Since the dresser is over 60” long and bigger than the X-Carve’s work area, you’ll need to do it in two passes. The easel file has two workpieces, so you’ll need to cut both of those to get the left and right half of the pattern. I used a ¼” bit with the recommended cut settings for soft maple.

If you want to use another program to do the carving, the SVG file is available for download here. It is free under certain conditions, so make sure to read those!



Step 5: Finishing Off the Drawer Fronts

After carving the soundwave pattern, you’ll cut your drawer fronts to length, using the original Ikea panels to set up your cuts. I used a cross-cut sled and table saw. I lined up the far end of the new panel with the far end of the Ikea panel so they were flush, then aligned them so the ikea panel was next to the table saw blade, and the new panel was behind the blade. This allowed me to push the two so the ikea panel was flush against the blade to give me the spot to cut on the new panel (see the video – easier to understand when you see it).
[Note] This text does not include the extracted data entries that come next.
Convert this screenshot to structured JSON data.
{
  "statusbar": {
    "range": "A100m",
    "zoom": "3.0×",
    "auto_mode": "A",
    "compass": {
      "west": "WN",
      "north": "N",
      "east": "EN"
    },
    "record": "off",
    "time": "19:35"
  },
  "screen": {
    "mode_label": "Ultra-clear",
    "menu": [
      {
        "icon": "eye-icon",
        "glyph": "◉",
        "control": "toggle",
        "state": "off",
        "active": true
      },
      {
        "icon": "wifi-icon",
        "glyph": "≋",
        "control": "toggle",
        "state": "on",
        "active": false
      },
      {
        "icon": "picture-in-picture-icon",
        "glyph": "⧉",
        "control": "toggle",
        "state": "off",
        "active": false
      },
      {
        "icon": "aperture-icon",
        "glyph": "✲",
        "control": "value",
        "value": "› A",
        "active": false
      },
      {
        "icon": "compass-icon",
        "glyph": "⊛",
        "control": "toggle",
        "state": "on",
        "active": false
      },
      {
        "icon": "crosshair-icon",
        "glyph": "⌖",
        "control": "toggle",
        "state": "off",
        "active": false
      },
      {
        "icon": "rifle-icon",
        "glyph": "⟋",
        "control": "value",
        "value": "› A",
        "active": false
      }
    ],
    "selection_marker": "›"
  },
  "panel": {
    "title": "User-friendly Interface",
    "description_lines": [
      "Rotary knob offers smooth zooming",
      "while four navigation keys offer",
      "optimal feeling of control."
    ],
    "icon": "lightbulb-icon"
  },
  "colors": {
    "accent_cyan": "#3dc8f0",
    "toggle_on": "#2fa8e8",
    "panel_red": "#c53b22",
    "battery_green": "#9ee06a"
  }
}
Then you’ll use a ¼” router bit to route a slot in the back of your new panel, the same distance from the bottom of each new panel as it is from the bottom of the original Ikea panel. Just measure the distance twice, cut once. I used a router table to dial in the right distance (distance from the router fence to outer edge of router bit = distance from bottom of Ikea panel to top edge of its slot).

Next, I used one of the original panels to make a drill template for the holes in the back of the drawers. To do this, I used a ¼” drill bit to extend the factory holes through to the front of the drawer. Then I clamped the Ikea panel to each new drawer front so they were perfectly aligned, and used the hole pattern in it as a guide to drill the holes in the back of the new panels. Make sure to use some tape on your drill bit as a depth stop, so you don’t drill through to the face of your new panels! Also, the ikea factory holes are metric and two different sizes (not ¼”). However, I found that using a ¼” drill bit (and making ¼” holes in the same locations on the new panels) worked fine – the new panels fit with the Ikea hardware perfectly.

OPTIONAL STEP: use a router to add a chamfer to the outside edges of your drawer fronts. I used an 11.5 degree chamfer bit on my trim router to give mine a clean modern edge.

Then it is time for finish. I used three coats of Waterlox on mine, and was happy with the results.

Step 6: Assemble Your Highly-upgraded Dresser

Obviously, you’ll need to follow the Ikea instructions to assemble your cabinet. Just use your new panel instead of the factory drawer fronts.

Also, you can use whatever drawer handles or pulls you like. I used these finger pulls that fit over the top of the drawers, and installed the one for the lower drawer on the bottom of the drawer. This way, the finger pulls didn’t block any of the soundwave pattern.

Step 7: Enjoy Your Highly Upgraded Dresser!